When you understand normal subgroups, you understand the projection map $\pi : G \to G/H$ for a normal subgroup $H$. The generalization $f : G \to K$ with $H = \ker f$ is not a big deal ; you can always replace $K$ by $f(G)$ (since $f(G)$ is a subgroup of $K$) and if you have read the proof of the first isomorphism theorem, you can always replace $f(G)$ by $G/H$, up to isomorphism. So your understanding of normal subgroups and the first isomorphism theorem reduces to understanding the projection map $\pi : G \to G/H$.
Hope that helps,
I assume you are having intuitive difficulties with the third statement of the theorem. Let me try and give an intuitive explanation. Every element of $SN$ is of the form $sn$ with $s \in S$ and $n \in N$. Now in $SN/N$ the $n$'s get 'killed' in the sense that in this group $\overline{sn}=\overline{s}$ for $s \in S$ and $n \in N$. However, we are not left with a group that is isomorphic with $S$, because if $s \in N$, that is if $s \in S \cap N$, then $s$ is also the identity in $SN/N$. So, we are left with $S$, but with the remaining part of $N$ completely filtered out, that is
$$\frac{SN}{N} \cong \frac{S}{S \cap N}$$
Best Answer
I understand the Theorem in the same way as you. The idea with a lot of these Algebra Theorems, where we factor an algebraic structure through a quotient, is to remove some undesirable part of the structure.

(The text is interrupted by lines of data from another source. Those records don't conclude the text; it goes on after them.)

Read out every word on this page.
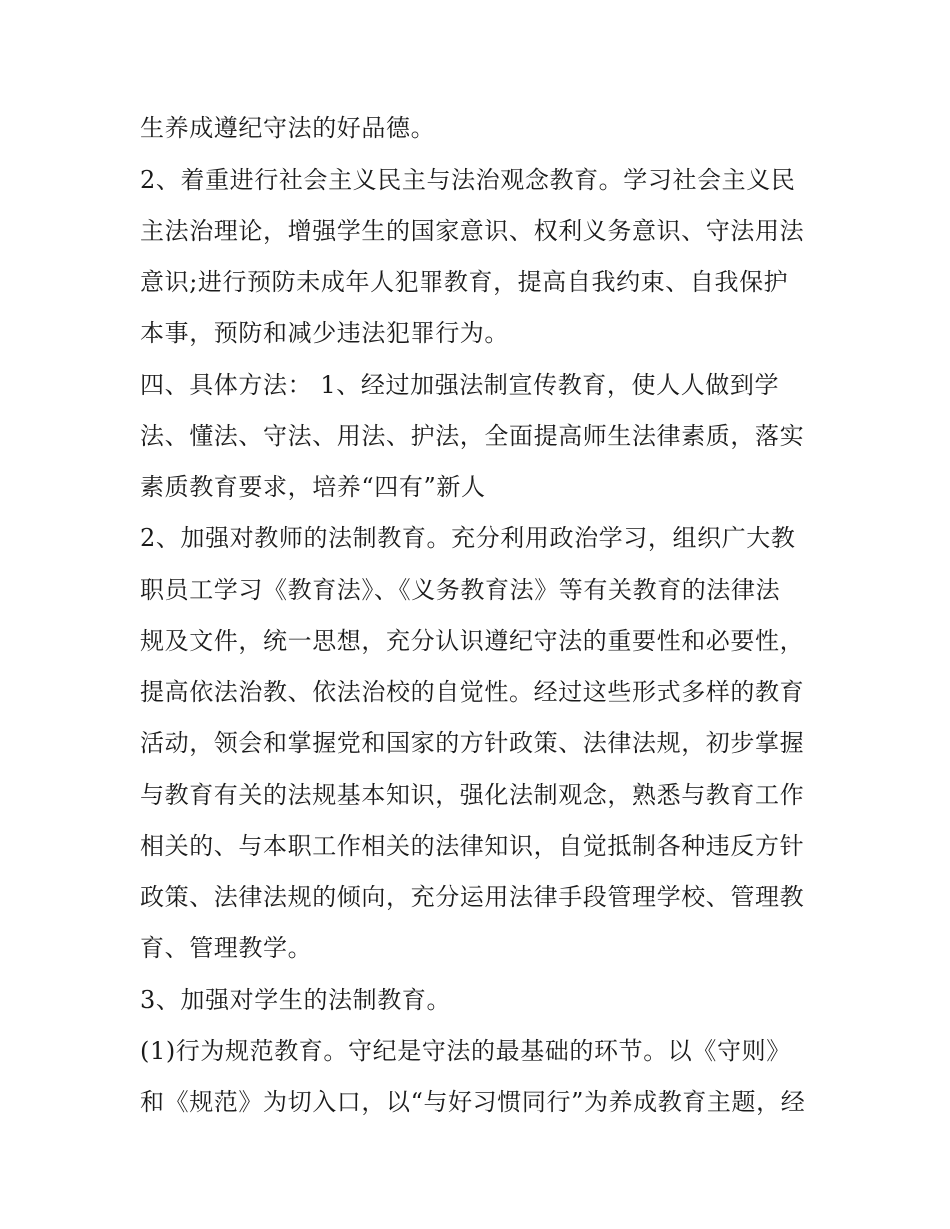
生养成遵纪守法的好品德。
2、着重进行社会主义民主与法治观念教育。学习社会主义民
主法治理论，增强学生的国家意识、权利义务意识、守法用法
意识;进行预防未成年人犯罪教育，提高自我约束、自我保护
本事，预防和减少违法犯罪行为。
四、具体方法： 1、经过加强法制宣传教育，使人人做到学
法、懂法、守法、用法、护法，全面提高师生法律素质，落实
素质教育要求，培养“四有”新人
2、加强对教师的法制教育。充分利用政治学习，组织广大教
职员工学习《教育法》、《义务教育法》等有关教育的法律法
规及文件，统一思想，充分认识遵纪守法的重要性和必要性，
提高依法治教、依法治校的自觉性。经过这些形式多样的教育
活动，领会和掌握党和国家的方针政策、法律法规，初步掌握
与教育有关的法规基本知识，强化法制观念，熟悉与教育工作
相关的、与本职工作相关的法律知识，自觉抵制各种违反方针
政策、法律法规的倾向，充分运用法律手段管理学校、管理教
育、管理教学。
3、加强对学生的法制教育。
(1)行为规范教育。守纪是守法的最基础的环节。以《守则》
和《规范》为切入口，以“与好习惯同行”为养成教育主题，经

In this case, we want to get an isomorphism out of a surjective homomorphism, which is a much "nicer" map. So, we quotient out by the kernel, and as a result we have a map where only the zero element is sent to zero, which maintains surjectivity.
This sort of Theorem reappears frequently, and yours is the correct intuition.